In Roland Weihert ergriff dabei auch der Betriebsrats-Vorsitzende des Continental-Standorts Babenhausen das Wort. Er ging näher auf die vom Bezirk Mitte der IG Metall - er ist zuständig für die organisierte Arbeitnehmerschaft der Metall- und Elektroindustrie in Hessen, Thüringen, Rheinland-Pfalz und dem Saarland - beschlossenen Hauptforderungen der derzeitigen Tarifrunde ein. Dazu zählte Weihert zunächst die geforderte Lohnerhöhung um 5,5 Prozent, was mehr als das Doppelte des ersten Arbeitgeber-Angebots (2,2 Prozent) ist. Dass die Belegschaft ihr Geld wahrlich wert sei und höhere Gehälter verdient hätten, skizzierte Weihert auch unter Verweis auf den Aktienkurs: „Als Continental im Jahre 2007 uns als Siemens VDO übernommen hatte, war der Aktienkurs der Conti bei gerade mal elf Euro - und am vergangenen Wochenende lag er bei 200,35 Euro.“ Daran hätten seine Kollegen und er mitgewirkt.
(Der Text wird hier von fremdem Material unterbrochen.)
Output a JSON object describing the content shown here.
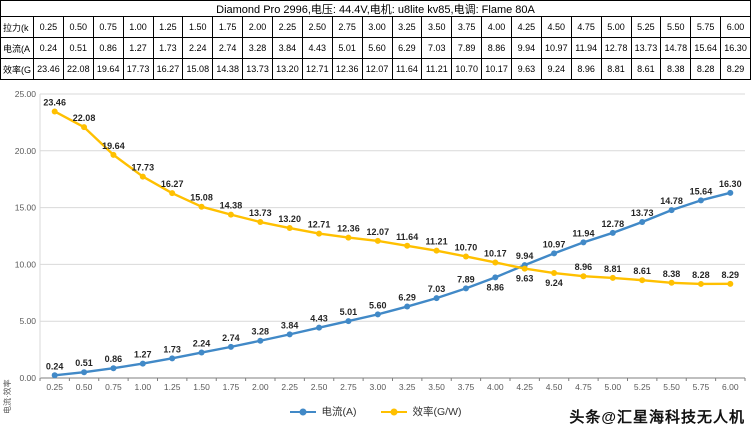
{
  "title": "Diamond Pro 2996,电压: 44.4V,电机: u8lite kv85,电调: Flame 80A",
  "table": {
    "rows": [
      {
        "header": "拉力(k",
        "values": [
          "0.25",
          "0.50",
          "0.75",
          "1.00",
          "1.25",
          "1.50",
          "1.75",
          "2.00",
          "2.25",
          "2.50",
          "2.75",
          "3.00",
          "3.25",
          "3.50",
          "3.75",
          "4.00",
          "4.25",
          "4.50",
          "4.75",
          "5.00",
          "5.25",
          "5.50",
          "5.75",
          "6.00"
        ]
      },
      {
        "header": "电流(A",
        "values": [
          "0.24",
          "0.51",
          "0.86",
          "1.27",
          "1.73",
          "2.24",
          "2.74",
          "3.28",
          "3.84",
          "4.43",
          "5.01",
          "5.60",
          "6.29",
          "7.03",
          "7.89",
          "8.86",
          "9.94",
          "10.97",
          "11.94",
          "12.78",
          "13.73",
          "14.78",
          "15.64",
          "16.30"
        ]
      },
      {
        "header": "效率(G",
        "values": [
          "23.46",
          "22.08",
          "19.64",
          "17.73",
          "16.27",
          "15.08",
          "14.38",
          "13.73",
          "13.20",
          "12.71",
          "12.36",
          "12.07",
          "11.64",
          "11.21",
          "10.70",
          "10.17",
          "9.63",
          "9.24",
          "8.96",
          "8.81",
          "8.61",
          "8.38",
          "8.28",
          "8.29"
        ]
      }
    ]
  },
  "chart_data": {
    "type": "line",
    "title": "Diamond Pro 2996,电压: 44.4V,电机: u8lite kv85,电调: Flame 80A",
    "categories": [
      "0.25",
      "0.50",
      "0.75",
      "1.00",
      "1.25",
      "1.50",
      "1.75",
      "2.00",
      "2.25",
      "2.50",
      "2.75",
      "3.00",
      "3.25",
      "3.50",
      "3.75",
      "4.00",
      "4.25",
      "4.50",
      "4.75",
      "5.00",
      "5.25",
      "5.50",
      "5.75",
      "6.00"
    ],
    "series": [
      {
        "name": "电流(A)",
        "color": "#4189C7",
        "values": [
          0.24,
          0.51,
          0.86,
          1.27,
          1.73,
          2.24,
          2.74,
          3.28,
          3.84,
          4.43,
          5.01,
          5.6,
          6.29,
          7.03,
          7.89,
          8.86,
          9.94,
          10.97,
          11.94,
          12.78,
          13.73,
          14.78,
          15.64,
          16.3
        ]
      },
      {
        "name": "效率(G/W)",
        "color": "#FFC000",
        "values": [
          23.46,
          22.08,
          19.64,
          17.73,
          16.27,
          15.08,
          14.38,
          13.73,
          13.2,
          12.71,
          12.36,
          12.07,
          11.64,
          11.21,
          10.7,
          10.17,
          9.63,
          9.24,
          8.96,
          8.81,
          8.61,
          8.38,
          8.28,
          8.29
        ]
      }
    ],
    "ylim": [
      0,
      25
    ],
    "ytick_step": 5,
    "yticks": [
      "0.00",
      "5.00",
      "10.00",
      "15.00",
      "20.00",
      "25.00"
    ],
    "grid": true,
    "legend_position": "bottom",
    "ylabel": "电流·效率"
  },
  "watermark": "头条@汇星海科技无人机",
  "colors": {
    "grid": "#d9d9d9",
    "axis": "#7f7f7f",
    "tick_text": "#595959",
    "label_text": "#262626",
    "border": "#000000"
  }
}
Bei der Altersteilzeit entpuppt sich momentan als Knackpunkt, wer sie überhaupt in Anspruch nehmen darf. Weihert erinnerte speziell mit Blick auf den Babenhäuser Standort darauf, dass man den älteren Kollegen den flexiblen Übergang in die Rente auch deshalb erleichtern wolle, um die bevorstehende Stellenreduzierung in der Produktion „leichter und vor allem ohne betriebsbedingte Kündigungen zu erreichen“. Dies sehen die Arbeitnehmer dadurch torpediert, dass die Arbeitgeber-Seite die Altersteilzeit auf „besonders belastete“ Mitarbeiter beschränken und damit einer geringer als erhofften Anzahl von Kollegen das Modell ermöglichen wolle.

Zudem mahnte er bessere Weiterbildungsmöglichkeiten gerade für die jüngeren Kollegen an. „Wir fordern eine Regelung, die es ermöglicht, in Zeitblöcken für Bildung freigestellt zu werden“, wo Weihert. Dafür sollten Zeiten angespart und das fehlende Entgelt durch Aufstockungsbeiträge des Arbeitgebers zum Teil ausgeglichen werden können. Wegen des kalten Wetters zogen die Demonstranten dem zum Schichtwechsel im Werk arrangierten Warnstreik schneller durch als geplant. Bereits gegen 14 Uhr und damit eine Stunde vor dem vorgesehenen Ende der Veranstaltung gab die Polizei die VDO-Straße wieder frei.